No time right now?
Researchers at the University of Illinois have developed a new supercookie based on favicons. This is also completely unimpressed by modern blockers and anonymization methods.
Based on the concept of the researchers from Chicago in the USA, the German software developer Jonas Strehle built a working demo and named it Super cookie published on GitHub. The demo shows how easily the actually unsuspicious favicons, which graphically represent the accessed page in the address bar of the visitor browser and therefore have no real function, can be misused to identify users.
Favicon cache outlasts delete command
The approach to misuse the favicons for tracking is based on a special feature of the browser cache. It is not homogeneous, but rather fragments into many special caches, including one for the favicons. And this cache is not affected by the delete command even if the user deletes the browser cache manually and thus explicitly. Once saved, favicons remain on the user system.
The researchers’ supercookie concept is now based on giving the user a diverse set of different favicons over various subdomains on their first visit. They then remain on the computer and are not retrieved the next time you visit the site.
The supercookie concept misuses this fact. The procedure is such that when you visit a correspondingly collecting page, you don’t just rely on the favicon cache in order to avoid unnecessary page requests. Rather, the server determines which favicons are not retrieved by the visitor browser, i.e. which are already available.
Unique ID possible via favicon
In this way, the researchers were able to prove that a desktop browser could be loaded with a twelve-bit ID in an average of one second, while reading out took twice as long. Double the time was required with mobile browsers. According to the researchers, a clear identification took around four seconds.

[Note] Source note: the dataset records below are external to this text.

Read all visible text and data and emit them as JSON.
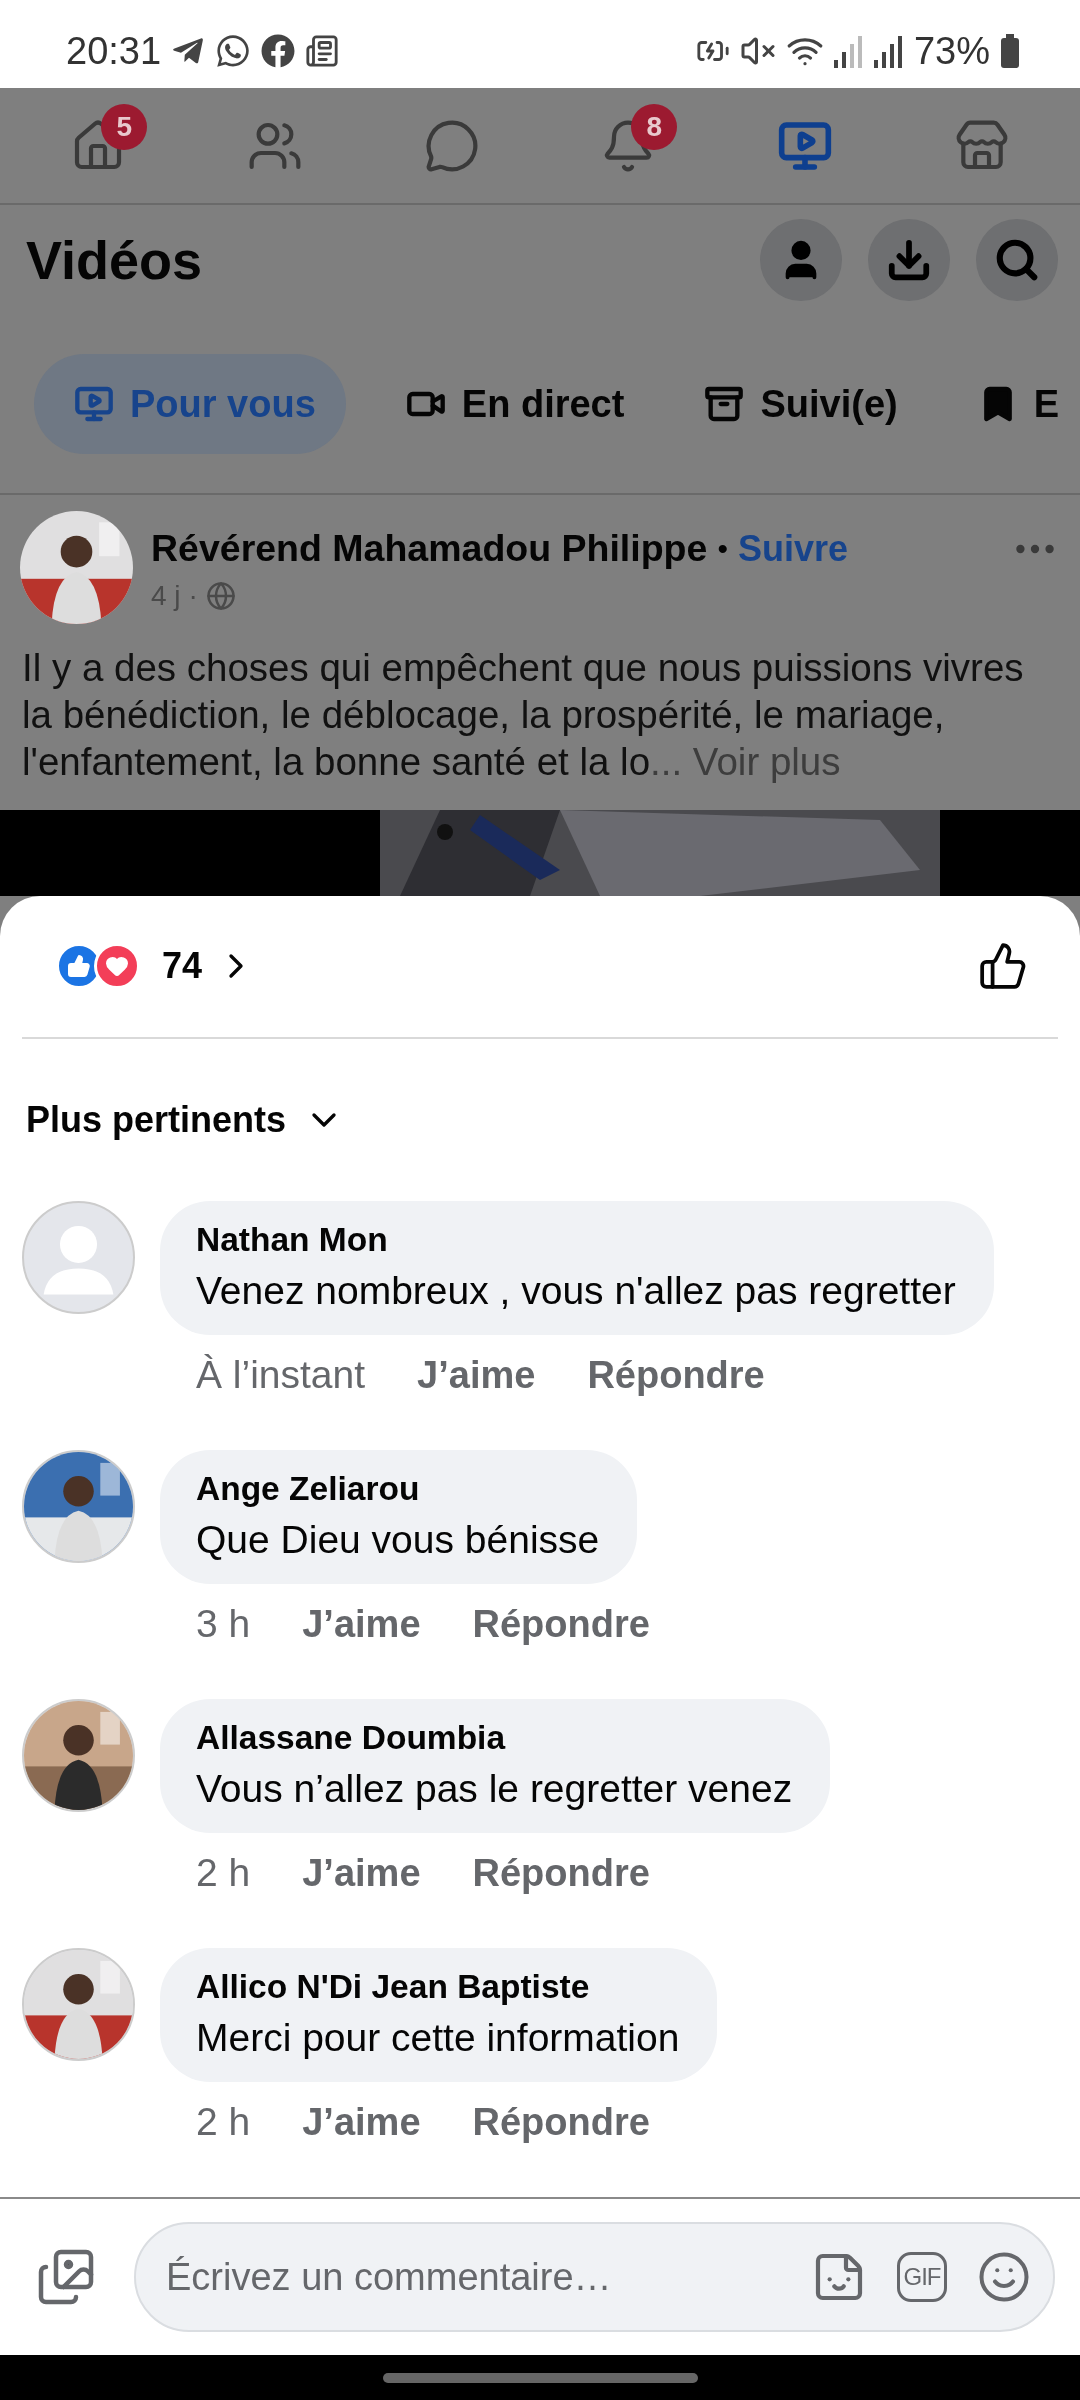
{
  "status_bar": {
    "time": "20:31",
    "battery": "73%"
  },
  "nav": [
    {
      "kind": "home",
      "badge": "5",
      "selected": false
    },
    {
      "kind": "friends",
      "selected": false
    },
    {
      "kind": "messenger",
      "selected": false
    },
    {
      "kind": "notifications",
      "badge": "8",
      "selected": false
    },
    {
      "kind": "video",
      "selected": true
    },
    {
      "kind": "marketplace",
      "selected": false
    }
  ],
  "header": {
    "title": "Vidéos"
  },
  "tabs": [
    {
      "kind": "for-you",
      "label": "Pour vous",
      "selected": true
    },
    {
      "kind": "live",
      "label": "En direct",
      "selected": false
    },
    {
      "kind": "following",
      "label": "Suivi(e)",
      "selected": false
    },
    {
      "kind": "saved",
      "label": "E",
      "selected": false
    }
  ],
  "post": {
    "author": "Révérend Mahamadou Philippe",
    "separator": "•",
    "follow": "Suivre",
    "age": "4 j",
    "dot": "·",
    "text": "Il y a des choses qui empêchent que nous puissions vivres la bénédiction, le déblocage, la prospérité, le mariage, l'enfantement, la bonne santé et la lo",
    "more": "... Voir plus"
  },
  "reactions": {
    "count": "74"
  },
  "sort": {
    "label": "Plus pertinents"
  },
  "comments": [
    {
      "kind": "default",
      "author": "Nathan Mon",
      "text": "Venez nombreux , vous n'allez pas regretter",
      "time": "À l’instant",
      "like": "J’aime",
      "reply": "Répondre"
    },
    {
      "kind": "picture",
      "author": "Ange Zeliarou",
      "text": "Que Dieu vous bénisse",
      "time": "3 h",
      "like": "J’aime",
      "reply": "Répondre"
    },
    {
      "kind": "picture",
      "author": "Allassane Doumbia",
      "text": "Vous n’allez pas le regretter venez",
      "time": "2 h",
      "like": "J’aime",
      "reply": "Répondre"
    },
    {
      "kind": "picture",
      "author": "Allico N'Di Jean Baptiste",
      "text": "Merci pour cette information",
      "time": "2 h",
      "like": "J’aime",
      "reply": "Répondre"
    }
  ],
  "composer": {
    "placeholder": "Écrivez un commentaire…",
    "gif": "GIF"
  }
}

If you combine the favicon supercookie with other fingerprinting techniques, the relatively long writing and reading times can be reduced, because the clear identification does not have to be done by favicon tracking alone.
Browser so far powerless
From the point of view of a data collector, favicon tracking is a solid idea to still make users clearly identifiable in times of increasingly strict tracking protection. Because the common protective measures in current browsers such as Firefox or Safari and even Brave do not protect against the method. Even the brand new Firefox, which is specifically committed to combating supercookies, should be outsmarted with the method from Illinois.

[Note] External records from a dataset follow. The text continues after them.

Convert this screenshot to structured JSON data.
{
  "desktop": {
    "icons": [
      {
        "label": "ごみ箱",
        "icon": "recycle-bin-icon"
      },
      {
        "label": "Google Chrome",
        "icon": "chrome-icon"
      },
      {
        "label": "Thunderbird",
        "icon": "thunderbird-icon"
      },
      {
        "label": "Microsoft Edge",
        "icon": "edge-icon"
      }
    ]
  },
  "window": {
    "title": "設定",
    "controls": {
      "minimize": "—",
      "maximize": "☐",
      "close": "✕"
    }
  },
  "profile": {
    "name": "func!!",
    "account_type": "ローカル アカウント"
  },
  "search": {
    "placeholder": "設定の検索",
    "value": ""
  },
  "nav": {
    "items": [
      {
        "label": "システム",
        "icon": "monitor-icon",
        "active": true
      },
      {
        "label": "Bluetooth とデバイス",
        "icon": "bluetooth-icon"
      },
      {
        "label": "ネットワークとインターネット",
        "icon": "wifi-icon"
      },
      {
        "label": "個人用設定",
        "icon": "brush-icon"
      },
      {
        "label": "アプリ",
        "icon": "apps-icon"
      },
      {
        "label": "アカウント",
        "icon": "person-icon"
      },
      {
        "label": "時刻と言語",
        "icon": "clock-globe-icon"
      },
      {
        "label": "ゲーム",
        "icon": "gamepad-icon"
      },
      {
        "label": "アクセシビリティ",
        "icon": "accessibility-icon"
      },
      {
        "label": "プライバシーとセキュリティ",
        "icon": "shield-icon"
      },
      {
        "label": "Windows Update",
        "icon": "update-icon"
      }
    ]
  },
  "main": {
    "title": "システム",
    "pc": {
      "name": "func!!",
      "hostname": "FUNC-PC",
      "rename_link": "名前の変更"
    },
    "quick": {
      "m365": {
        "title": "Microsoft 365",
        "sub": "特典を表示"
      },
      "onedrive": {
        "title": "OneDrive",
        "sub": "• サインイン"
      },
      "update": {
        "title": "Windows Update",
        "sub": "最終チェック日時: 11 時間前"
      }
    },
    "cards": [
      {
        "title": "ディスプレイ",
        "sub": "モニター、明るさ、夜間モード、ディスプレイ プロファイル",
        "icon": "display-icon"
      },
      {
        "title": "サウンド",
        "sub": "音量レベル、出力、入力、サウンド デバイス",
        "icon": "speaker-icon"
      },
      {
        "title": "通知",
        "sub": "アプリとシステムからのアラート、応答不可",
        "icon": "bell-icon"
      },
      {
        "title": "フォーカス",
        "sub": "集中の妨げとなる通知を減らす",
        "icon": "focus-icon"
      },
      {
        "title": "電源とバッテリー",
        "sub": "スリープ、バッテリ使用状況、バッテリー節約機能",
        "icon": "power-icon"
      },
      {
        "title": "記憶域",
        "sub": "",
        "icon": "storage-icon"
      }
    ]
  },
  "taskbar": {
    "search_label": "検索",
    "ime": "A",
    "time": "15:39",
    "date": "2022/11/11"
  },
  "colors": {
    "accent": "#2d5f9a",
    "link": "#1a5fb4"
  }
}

Because the new Firefox creates a unique set of caches for each website that cannot be used by other websites. The browser assumes the top-level site as the partition level. The Illinois concept works with subdomains and should not have any problems with the partitioned Firefox cache in this way. Other techniques, such as switching on incognito mode or using VPN services for anonymization, do not protect against the new method at all.
Fingerprinting cannot be completely avoided
It looks like there is little that users can do about this type of supercookie at the moment. It therefore seems all the more gratifying that there is so far no evidence that the technology is actually already being actively used. This gives browser manufacturers a time window in which they can react to the still theoretical threat.
We cannot hope for too much here. The end of the cookie only means that developers (have to) throw themselves more and more into fingerprinting methods. And this fingerprinting cannot be completely prevented. Browsers must be able to identify themselves to websites. Accordingly, there will continue to be a constant race between data collectors and data protectionists.